Culture knows no racial or geographical frontiers. When civilized peoples meet each other even in hostility, their contact brings about mutual understanding of cultural values. The Greek invasion of India provided scope for such an exchange. India was rich in religion and philosophy at the time of the Greek invasion.
The Greeks also were the pioneers of Western civilisation with a rich philosophy of their own. The historians, scholars and writers who came with Alexander closely observed the Indian philosophical systems and noted them in their descriptions. Alexander himself was curious to hear and know about some of the most difficult systems of Indian ascetics and philosophers.

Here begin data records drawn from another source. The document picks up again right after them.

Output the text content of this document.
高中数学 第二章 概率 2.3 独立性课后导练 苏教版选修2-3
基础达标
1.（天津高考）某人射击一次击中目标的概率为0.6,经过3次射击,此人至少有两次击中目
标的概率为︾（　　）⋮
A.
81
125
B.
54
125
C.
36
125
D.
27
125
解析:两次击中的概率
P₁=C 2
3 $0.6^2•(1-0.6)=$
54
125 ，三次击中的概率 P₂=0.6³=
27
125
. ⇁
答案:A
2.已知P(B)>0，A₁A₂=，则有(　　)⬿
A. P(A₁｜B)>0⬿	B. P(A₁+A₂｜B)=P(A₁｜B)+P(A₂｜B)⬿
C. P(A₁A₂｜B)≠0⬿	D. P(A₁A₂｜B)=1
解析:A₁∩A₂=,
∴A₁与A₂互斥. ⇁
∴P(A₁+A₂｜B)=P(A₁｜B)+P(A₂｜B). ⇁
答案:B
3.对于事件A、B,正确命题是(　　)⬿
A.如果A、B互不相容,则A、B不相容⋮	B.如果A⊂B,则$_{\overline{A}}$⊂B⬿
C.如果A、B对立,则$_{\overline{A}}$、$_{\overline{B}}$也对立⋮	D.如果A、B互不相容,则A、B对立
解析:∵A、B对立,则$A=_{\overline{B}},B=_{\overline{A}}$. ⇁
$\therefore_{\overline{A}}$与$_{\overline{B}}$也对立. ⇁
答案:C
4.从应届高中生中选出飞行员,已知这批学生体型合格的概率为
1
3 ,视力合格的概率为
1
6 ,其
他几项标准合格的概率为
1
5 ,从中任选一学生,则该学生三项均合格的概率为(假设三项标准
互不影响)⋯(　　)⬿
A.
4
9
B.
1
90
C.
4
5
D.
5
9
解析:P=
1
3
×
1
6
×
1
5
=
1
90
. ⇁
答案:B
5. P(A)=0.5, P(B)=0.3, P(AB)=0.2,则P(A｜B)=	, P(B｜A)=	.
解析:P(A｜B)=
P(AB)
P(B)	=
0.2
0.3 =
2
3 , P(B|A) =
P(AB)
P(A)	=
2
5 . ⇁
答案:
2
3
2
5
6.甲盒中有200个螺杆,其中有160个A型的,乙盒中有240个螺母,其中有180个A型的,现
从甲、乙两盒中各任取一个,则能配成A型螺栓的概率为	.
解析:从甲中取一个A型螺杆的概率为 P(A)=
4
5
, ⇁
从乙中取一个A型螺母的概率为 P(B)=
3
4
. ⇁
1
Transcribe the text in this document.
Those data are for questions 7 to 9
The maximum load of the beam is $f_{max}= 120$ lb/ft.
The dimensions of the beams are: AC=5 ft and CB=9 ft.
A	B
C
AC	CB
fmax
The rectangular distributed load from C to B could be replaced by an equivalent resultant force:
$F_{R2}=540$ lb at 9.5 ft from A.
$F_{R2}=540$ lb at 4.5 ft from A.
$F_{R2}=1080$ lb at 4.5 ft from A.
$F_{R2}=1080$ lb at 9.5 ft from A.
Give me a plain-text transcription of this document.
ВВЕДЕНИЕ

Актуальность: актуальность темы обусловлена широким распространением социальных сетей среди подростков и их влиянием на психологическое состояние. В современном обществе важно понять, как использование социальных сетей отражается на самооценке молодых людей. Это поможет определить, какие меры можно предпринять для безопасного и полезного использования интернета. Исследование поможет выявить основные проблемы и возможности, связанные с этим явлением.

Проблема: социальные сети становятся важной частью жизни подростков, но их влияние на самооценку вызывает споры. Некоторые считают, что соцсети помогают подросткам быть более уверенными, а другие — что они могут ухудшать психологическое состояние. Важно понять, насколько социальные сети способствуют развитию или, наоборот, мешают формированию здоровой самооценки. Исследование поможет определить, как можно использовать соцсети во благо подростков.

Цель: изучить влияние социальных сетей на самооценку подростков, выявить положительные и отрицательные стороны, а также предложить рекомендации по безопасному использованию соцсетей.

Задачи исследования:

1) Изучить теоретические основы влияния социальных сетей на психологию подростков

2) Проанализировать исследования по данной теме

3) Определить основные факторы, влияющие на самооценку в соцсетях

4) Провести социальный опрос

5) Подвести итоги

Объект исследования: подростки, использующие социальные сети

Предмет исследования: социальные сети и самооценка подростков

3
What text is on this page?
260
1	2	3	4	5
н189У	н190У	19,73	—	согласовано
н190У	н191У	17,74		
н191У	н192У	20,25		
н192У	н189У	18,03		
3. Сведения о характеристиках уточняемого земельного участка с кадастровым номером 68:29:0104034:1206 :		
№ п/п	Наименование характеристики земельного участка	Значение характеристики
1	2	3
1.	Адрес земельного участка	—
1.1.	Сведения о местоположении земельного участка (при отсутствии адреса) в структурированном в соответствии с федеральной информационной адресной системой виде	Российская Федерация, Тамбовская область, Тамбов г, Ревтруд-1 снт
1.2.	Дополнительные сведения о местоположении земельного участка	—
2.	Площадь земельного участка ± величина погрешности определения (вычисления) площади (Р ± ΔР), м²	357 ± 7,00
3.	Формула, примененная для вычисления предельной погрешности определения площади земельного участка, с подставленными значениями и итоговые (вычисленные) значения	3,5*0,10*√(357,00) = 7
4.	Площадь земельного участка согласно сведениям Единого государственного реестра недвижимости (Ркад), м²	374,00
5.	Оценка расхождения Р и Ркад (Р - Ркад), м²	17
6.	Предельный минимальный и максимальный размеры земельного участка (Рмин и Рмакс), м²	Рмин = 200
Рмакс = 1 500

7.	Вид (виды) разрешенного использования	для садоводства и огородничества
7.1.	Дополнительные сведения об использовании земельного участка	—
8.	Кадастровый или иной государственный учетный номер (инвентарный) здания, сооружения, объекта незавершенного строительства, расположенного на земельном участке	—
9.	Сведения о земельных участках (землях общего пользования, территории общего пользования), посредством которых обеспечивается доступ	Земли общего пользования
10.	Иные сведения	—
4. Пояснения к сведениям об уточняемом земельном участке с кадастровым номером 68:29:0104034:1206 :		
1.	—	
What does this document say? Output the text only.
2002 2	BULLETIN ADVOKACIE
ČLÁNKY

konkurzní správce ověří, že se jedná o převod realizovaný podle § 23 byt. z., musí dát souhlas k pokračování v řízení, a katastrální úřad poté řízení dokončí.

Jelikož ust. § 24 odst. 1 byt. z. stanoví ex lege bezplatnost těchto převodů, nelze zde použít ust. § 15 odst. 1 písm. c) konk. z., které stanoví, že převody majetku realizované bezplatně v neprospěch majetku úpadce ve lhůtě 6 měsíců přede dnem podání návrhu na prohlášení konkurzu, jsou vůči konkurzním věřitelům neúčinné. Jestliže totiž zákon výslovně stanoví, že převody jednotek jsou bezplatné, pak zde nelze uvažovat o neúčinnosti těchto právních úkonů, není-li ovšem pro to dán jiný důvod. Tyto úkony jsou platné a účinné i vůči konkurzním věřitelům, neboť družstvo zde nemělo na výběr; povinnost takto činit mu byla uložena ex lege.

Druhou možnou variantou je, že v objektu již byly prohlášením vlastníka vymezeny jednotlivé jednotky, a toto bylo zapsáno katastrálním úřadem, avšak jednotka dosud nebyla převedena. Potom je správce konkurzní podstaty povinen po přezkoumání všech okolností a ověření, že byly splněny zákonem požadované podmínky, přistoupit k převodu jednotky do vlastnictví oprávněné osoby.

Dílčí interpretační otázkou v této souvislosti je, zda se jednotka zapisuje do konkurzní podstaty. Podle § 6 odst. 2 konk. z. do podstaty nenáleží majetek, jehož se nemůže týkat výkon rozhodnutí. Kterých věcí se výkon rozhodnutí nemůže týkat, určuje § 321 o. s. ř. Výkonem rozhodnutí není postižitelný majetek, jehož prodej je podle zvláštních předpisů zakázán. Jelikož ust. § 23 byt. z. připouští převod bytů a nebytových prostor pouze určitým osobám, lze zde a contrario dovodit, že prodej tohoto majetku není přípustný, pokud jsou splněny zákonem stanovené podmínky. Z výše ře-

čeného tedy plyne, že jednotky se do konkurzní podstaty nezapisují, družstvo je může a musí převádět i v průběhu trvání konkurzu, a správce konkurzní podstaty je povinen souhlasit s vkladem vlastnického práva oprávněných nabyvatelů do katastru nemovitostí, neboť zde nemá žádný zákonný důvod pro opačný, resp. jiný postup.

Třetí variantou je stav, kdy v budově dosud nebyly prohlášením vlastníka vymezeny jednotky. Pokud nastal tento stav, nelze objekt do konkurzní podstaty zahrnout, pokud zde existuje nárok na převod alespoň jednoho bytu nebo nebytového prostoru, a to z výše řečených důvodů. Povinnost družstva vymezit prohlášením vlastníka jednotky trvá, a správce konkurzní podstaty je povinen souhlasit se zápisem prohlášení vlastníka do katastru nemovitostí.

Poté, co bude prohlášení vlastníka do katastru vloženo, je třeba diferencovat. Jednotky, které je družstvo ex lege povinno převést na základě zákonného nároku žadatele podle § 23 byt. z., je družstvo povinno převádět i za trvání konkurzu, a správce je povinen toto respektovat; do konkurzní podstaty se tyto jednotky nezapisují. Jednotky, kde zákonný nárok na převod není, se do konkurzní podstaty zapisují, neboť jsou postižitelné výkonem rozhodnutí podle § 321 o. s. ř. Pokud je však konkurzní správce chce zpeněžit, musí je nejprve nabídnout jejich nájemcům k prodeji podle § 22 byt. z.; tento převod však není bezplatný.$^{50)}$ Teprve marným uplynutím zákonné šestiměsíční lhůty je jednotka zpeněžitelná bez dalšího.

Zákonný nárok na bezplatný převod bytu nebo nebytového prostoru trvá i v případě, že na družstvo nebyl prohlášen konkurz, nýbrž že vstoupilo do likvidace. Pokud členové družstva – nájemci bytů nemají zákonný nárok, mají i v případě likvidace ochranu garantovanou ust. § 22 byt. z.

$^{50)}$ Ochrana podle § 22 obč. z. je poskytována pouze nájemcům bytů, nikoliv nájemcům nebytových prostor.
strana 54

The description left by the Greek writers caused much curiosity in the advanced Greek minds of that time and of later periods. The Hindu and the Buddhist religious faiths and philosophies had an impact on the Greek world of philosophy following Alexander’s time.
The Indians, on their part are supposed to have been impressed by the Greek coinage. King Saubhuti, whom the Greeks called Sophytes, struck coins in imitation of the Greek coins. Similarly, the Indians came to know of the Greek astronomy. And later on, they came to appreciate the Hellenistic art. Long after Alexander, this influence came to its admirable form in shape of the Gandhara School of Art. The images of Buddha, under this art, showed a remarkable mixture of the Greek and the Indian art of image making. Of course, this art perfected itself at the time of Emperor Kanishka who brought sculptors from the Greek settlements of Bactria for the work, and who were far remote from the days of Alexander the Great.